1,2 Millionen Menschen in Österreich sind von einer psychischen Erkrankung betroffen. Bei der Versorgung besteht jedoch großer Aufholbedarf, kritisiert der Berufsverband Österreichischer PsychologInnen (BÖP).
„Psychische Erkrankungen sind leise, sie werden viel zu wenig gesehen und immer noch unterschätzt“, sagte BÖP-Präsidentin Beate Wimmer-Puchinger. Das Wissen in der Bevölkerung sei nach wie vor viel zu gering – die Scham, darüber zu sprechen aber umso größer: Schwächen zu zeigen sei nicht erlaubt in der Gesellschaft. Zu den häufigsten Ursachen für psychische Erkrankungen zählen frühe Traumatisierungen, schwere körperliche Erkrankungen, Lebens- und Beziehungskrisen, körperliche oder seelische Gewalt.
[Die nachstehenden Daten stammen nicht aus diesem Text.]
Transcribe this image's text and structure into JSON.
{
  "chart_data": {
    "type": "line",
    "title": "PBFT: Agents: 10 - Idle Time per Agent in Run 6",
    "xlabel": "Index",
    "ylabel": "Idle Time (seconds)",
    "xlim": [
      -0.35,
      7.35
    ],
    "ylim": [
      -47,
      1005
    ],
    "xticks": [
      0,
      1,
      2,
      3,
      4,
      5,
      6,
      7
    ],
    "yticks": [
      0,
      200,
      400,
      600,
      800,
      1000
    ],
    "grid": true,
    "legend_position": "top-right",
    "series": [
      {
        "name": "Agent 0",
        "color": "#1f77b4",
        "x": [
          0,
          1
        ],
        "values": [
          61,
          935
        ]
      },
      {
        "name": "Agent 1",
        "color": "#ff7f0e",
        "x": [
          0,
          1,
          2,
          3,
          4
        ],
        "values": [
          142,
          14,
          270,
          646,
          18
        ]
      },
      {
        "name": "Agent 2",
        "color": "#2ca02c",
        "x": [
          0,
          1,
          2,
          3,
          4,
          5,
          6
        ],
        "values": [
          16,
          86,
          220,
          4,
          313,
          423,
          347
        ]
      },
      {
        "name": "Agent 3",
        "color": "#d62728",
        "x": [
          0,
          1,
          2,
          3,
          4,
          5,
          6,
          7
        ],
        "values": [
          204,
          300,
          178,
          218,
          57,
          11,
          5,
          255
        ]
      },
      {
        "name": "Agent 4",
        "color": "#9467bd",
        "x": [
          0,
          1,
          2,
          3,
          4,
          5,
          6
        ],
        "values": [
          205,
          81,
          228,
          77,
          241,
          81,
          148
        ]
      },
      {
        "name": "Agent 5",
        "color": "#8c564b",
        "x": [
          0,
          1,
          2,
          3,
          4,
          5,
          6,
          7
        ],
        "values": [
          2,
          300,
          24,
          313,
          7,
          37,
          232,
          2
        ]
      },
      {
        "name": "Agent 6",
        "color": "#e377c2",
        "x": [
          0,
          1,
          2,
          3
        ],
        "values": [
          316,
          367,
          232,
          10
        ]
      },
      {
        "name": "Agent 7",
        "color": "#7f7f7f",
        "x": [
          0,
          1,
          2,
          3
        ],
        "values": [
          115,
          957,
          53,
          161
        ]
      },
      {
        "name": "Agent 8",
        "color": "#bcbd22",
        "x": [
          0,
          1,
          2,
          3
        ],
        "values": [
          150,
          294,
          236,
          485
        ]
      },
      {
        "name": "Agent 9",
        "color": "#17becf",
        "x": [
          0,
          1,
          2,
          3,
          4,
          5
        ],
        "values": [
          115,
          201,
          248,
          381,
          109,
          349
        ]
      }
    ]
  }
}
Nicht nur das Leid, auch die volkswirtschaftlichen Kosten sind enorm: jährlich werden sie auf zwölf Milliarden Euro geschätzt. Psychische Erkrankungen sind für zwei Drittel aller Frühpensionen verantwortlich, besonders häufig sind Depressionen und Angststörungen. Der Bedarf nach besserer Versorgung bestehe, ist Wimmer-Puchinger überzeugt. Eine entsprechende Petition habe bereits mehr als 8.000 Unterzeichner. Menschen mit geringem Einkommen sind von den Versorgungslücken besonders betroffen. „Es gibt viele gut ausgebildete Psychologen und Psychologinnen, doch die Bevölkerung kann sie sich nicht leisten, weil es keine Kassenleistung ist“, sagt Andrea Birbaumer von der Gesellschaft kritischer PsychologInnen. „Psychische Erkrankungen sind die neue Armutsfalle.“
Wer es sich leisten könne, für den finde sich ein Platz, meint auch Johannes Wancata, Präsident der Österreichischen Gesellschaft für Psychiatrie, Psychotherapie und Psychosomatik. Die anderen müssen warten: Auf einen psychiatrischen Kassenplatz heutzutage rund drei bis vier Monate. Zudem drohe ein Mangel an psychiatrischen Fachärzten, da der Verlust durch Pensionierungen nicht durch jüngere Kollegen ausgeglichen werde, so Wancata. Auch die Weltgesundheitsorganisation WHO warnte bereits vor einem Anstieg psychischer Erkrankungen. Alleine bedingt durch die Arbeitswelt mit ständiger Erreichbarkeit und immer größeren Verantwortlichkeiten, steige das Risiko, sagte Birbaumer. Doch auch beispielsweise Burn-out sei nur in einem ganz bestimmten Spektrum legitimiert. (APA)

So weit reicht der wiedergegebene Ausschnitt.